Saturday, May 3, 2008

Egg Drop Soup

4 cups chicken broth, divided
1/8 teaspoon ground ginger
2 Tbsp chopped fresh chives
1/4 tsp salt
1 1/2 Tbsp cornstarch
2 eggs
1 egg yolk
1. Reserve 3/4 cup of chicken broth, and pour the rest into a large saucepan. Stir the salt, ginger and chives into the saucepan, and bring to a rolling boil. In a cup or small bowl, stir together the remaining broth and cornstarch until smooth. Set aside.
2. In a small bowl, whisk the eggs and egg yolk together using a fork. Drizzle egg a little at a time from the fork into the boiling broth mixture. Egg should cook immediately. Once the eggs have been dropped, stir in the cornstarch mixture gradually until the soup is the desired consistency.

Melba's Note: This is how I like my egg drop soup - simple. I also throw in some frozen corn, though, for a little crunch.

Sesame Chicken

2 Tbsp sesame seeds, raw
1 Tbsp water
1 Tbsp low-sodium soy sauce
1 Tbsp maple syrup
1 Tbsp dry sherry (I substitute 1/2 soy sauce and 1/2 maple syrup)
1 tsp ginger root, fresh, minced (yes, wouldn't that be nice? I used ginger from the spice jar)
1/2 tsp five-spice powder (in the asian section of the grocery store)
2 Tbsp all-purpose flour
1/2 tsp table salt
1/4 tsp black pepper
1 pound uncooked boneless, skinless chicken breast, cut into 2-in pieces
2 tsp peanut oil

Place a large nonstick skillet over medium-high heat.
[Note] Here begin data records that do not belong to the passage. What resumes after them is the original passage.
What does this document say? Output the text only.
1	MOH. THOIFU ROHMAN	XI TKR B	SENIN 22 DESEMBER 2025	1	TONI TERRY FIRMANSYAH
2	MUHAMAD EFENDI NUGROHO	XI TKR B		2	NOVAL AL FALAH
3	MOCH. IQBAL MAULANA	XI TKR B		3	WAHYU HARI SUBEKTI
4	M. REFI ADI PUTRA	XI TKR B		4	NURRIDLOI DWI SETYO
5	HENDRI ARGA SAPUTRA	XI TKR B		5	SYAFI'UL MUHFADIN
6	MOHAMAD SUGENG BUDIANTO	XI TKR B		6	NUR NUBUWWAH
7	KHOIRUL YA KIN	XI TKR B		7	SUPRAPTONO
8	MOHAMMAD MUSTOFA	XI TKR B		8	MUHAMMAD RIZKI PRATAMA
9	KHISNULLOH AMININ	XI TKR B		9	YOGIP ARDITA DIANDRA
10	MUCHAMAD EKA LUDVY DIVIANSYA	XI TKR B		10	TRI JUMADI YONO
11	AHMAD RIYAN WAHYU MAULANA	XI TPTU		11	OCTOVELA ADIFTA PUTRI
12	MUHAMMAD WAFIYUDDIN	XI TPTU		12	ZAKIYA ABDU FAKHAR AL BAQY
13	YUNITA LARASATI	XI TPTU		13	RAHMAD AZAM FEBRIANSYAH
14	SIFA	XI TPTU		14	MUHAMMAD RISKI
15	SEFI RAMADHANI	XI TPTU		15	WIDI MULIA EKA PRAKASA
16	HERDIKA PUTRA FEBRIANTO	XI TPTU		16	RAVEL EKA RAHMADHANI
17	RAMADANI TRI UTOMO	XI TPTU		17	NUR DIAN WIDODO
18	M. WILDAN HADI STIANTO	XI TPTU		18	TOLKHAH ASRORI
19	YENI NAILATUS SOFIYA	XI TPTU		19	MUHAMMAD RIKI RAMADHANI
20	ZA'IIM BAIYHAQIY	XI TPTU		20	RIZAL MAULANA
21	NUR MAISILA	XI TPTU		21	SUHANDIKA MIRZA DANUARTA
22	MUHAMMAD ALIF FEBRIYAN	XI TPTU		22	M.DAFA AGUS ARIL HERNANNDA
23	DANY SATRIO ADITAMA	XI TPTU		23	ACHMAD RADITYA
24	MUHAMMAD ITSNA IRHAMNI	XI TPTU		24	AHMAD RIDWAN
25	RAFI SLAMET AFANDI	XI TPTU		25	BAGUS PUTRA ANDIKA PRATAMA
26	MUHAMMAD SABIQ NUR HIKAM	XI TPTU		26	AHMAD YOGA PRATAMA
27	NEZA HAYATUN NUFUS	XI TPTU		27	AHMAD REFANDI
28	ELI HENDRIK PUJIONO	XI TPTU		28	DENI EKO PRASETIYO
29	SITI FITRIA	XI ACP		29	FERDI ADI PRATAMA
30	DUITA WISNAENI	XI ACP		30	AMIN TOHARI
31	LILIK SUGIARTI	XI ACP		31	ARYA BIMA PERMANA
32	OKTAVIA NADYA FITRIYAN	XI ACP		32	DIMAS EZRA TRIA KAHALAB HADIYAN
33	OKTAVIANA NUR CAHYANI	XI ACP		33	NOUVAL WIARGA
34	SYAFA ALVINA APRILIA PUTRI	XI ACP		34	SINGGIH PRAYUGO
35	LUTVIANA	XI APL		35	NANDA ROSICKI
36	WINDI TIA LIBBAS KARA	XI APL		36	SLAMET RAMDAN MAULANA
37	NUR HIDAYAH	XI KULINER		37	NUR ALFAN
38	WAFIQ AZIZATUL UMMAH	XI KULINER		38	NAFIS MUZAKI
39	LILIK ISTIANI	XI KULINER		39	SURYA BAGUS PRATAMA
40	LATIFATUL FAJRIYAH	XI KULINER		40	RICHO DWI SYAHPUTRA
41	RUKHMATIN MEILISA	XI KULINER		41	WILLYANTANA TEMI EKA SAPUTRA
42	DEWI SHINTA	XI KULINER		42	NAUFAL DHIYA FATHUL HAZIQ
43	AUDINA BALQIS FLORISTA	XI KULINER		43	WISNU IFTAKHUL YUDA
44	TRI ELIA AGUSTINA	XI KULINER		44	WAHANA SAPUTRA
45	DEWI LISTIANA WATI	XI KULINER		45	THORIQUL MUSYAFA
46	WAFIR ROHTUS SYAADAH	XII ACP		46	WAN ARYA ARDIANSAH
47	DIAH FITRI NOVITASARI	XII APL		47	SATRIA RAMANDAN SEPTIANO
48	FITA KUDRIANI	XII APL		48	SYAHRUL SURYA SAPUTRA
Add sesame seeds and cook until lightly toasted, shaking the pan frequently, about 2 to 3 minutes; transfer seeds to a shallow dish and set aside.
Whisk water, soy sauce, maple syrup, sherry, ginger and five-spice power together in a small bowl; set aside.
Combine flour, salt and pepper in a shallow dish; add chicken and turn to coat. Shake chicken pieces to remove excess flour.
Heat oil in a large nonstick skillet over medium-high heat. Add chicken and saute until browned on all sides, about 5 minutes. Add soy sauce mixture to chicken and cook until sauce thickens and is almost evaporated, about 2 to 3 minutes more.
Dip chicken pieces in toasted sesame seeds and serve, drizzled with any additional soy sauce mixture. Yields 4 servings, about 4 strips per serving. 4 WW points per serving.

Melba's Note: Yesterday, Sammie turned in his last final for his first year of MBA school! Hooray! To celebrate, we had some of his school friends over for dinner. I served this, the egg drop soup, and the lettuce wraps (which, by the way, are only 5 ww points if you cut down the oil to only 1 tbsp.)